With the rapid growth of the digital economy, India introduced the Equalization Levy to tax payments made to non-resident digital service providers. Businesses dealing with foreign digital platforms must understand and comply with Equalization Levy provisions to avoid penalties.

This Saving Mantra guide explains Equalization Levy in simple terms, covering applicability, rates, and compliance requirements.


What is Equalization Levy?

Equalization Levy is a direct tax introduced by the Indian government on specified digital services provided by non-resident companies without a permanent establishment in India. It ensures tax parity between Indian and foreign digital service providers.

The levy is governed by the Finance Act, 2016 and subsequent amendments.


Types of Equalization Levy in India

1. Equalization Levy @ 6%

Applicable on payments made to non-resident service providers for:

  • Online advertising
  • Digital marketing services
  • Provision of digital advertising space

The levy is deducted by the Indian payer at the time of payment.


2. Equalization Levy @ 2%

Applicable on e-commerce supply or services provided by non-resident e-commerce operators to:

  • Indian residents
  • Users with Indian IP address

This levy is paid directly by the non-resident e-commerce operator.


Who is Required to Pay Equalization Levy?

Equalization Levy applies to:

  • Indian businesses making payments to foreign digital service providers
  • Non-resident e-commerce operators supplying goods or services to India

However, it does not apply if the non-resident has a permanent establishment in India.


Threshold Limit for Equalization Levy

  • 6% levy applies only if annual payment exceeds ₹1 lakh to a non-resident service provider
  • 2% levy applies if e-commerce operator’s annual turnover from India exceeds ₹2 crore

Due Date for Equalization Levy Payment

  • Levy must be deposited by the 7th day of the following month
  • Annual statement in Form 1 must be filed on or before 30th June of the next financial year

Late payment attracts interest and penalties.


Penalty for Non-Compliance

Non-compliance may result in:

  • Interest at 1% per month on delayed payment
  • Penalty equal to the amount of levy
  • Additional penalty for late filing of statements

Proper compliance is essential to avoid unnecessary financial burden.


Equalization Levy vs GST

  • Equalization Levy is not GST
  • GST applies to supply of services, while Equalization Levy applies to payments to non-residents
  • Both can apply separately depending on transaction nature

Understanding the distinction helps in correct tax planning.

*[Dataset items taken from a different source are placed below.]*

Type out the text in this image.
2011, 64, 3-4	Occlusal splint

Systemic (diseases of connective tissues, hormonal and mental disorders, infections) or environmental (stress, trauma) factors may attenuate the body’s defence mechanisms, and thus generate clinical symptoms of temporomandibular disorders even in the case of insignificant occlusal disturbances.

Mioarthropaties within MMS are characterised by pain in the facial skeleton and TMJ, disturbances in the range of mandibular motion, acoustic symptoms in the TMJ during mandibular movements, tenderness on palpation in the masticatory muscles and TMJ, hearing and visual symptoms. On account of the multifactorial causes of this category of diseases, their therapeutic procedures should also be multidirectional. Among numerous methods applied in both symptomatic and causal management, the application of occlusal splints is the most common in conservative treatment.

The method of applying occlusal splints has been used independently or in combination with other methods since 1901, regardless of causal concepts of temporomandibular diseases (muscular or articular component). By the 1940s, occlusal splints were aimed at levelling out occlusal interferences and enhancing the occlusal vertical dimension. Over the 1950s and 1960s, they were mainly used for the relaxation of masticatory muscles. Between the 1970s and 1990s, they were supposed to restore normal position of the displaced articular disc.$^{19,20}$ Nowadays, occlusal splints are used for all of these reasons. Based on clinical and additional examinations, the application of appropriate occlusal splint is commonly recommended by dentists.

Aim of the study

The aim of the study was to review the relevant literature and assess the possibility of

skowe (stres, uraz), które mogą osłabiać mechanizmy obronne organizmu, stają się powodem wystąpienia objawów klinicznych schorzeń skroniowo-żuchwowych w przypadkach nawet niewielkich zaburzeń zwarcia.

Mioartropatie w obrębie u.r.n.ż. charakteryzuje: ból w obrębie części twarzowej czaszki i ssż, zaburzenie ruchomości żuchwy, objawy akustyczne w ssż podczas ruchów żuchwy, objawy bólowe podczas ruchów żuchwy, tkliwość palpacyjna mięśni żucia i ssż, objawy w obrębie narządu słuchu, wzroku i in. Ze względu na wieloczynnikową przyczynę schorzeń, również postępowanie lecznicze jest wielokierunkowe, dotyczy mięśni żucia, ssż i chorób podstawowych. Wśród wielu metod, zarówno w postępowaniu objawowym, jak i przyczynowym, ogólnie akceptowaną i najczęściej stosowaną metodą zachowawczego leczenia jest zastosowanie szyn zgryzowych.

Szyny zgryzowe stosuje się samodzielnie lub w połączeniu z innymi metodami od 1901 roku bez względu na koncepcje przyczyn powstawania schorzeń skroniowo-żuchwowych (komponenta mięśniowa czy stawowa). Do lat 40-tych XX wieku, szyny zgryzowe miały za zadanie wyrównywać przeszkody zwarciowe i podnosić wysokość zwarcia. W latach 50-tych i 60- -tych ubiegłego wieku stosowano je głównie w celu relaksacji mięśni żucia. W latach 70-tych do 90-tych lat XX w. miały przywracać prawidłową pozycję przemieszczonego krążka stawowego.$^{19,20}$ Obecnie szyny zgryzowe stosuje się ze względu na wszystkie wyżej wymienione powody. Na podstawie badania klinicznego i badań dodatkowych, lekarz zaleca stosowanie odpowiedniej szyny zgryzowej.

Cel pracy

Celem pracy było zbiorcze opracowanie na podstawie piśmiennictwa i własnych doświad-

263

How Saving Mantra Helps with Equalization Levy Compliance

Saving Mantra provides complete support for Equalization Levy compliance, including:

  • Applicability analysis
  • Levy calculation and payment
  • Filing of Form 1
  • Advisory on cross-border digital transactions
  • Ongoing compliance management

We ensure your business stays compliant and penalty-free.


Conclusion

Equalization Levy plays a crucial role in taxing digital transactions involving non-resident service providers. Businesses dealing with online advertising or foreign e-commerce platforms must understand its applicability and comply on time. With expert guidance from Saving Mantra, Equalization Levy compliance becomes simple and stress-free.


Disclaimer

This blog is for informational purposes only and does not constitute legal, tax, or professional advice. Provisions relating to Equalization Levy are subject to change based on amendments in tax laws. Readers are advised to consult qualified tax professionals before taking any action.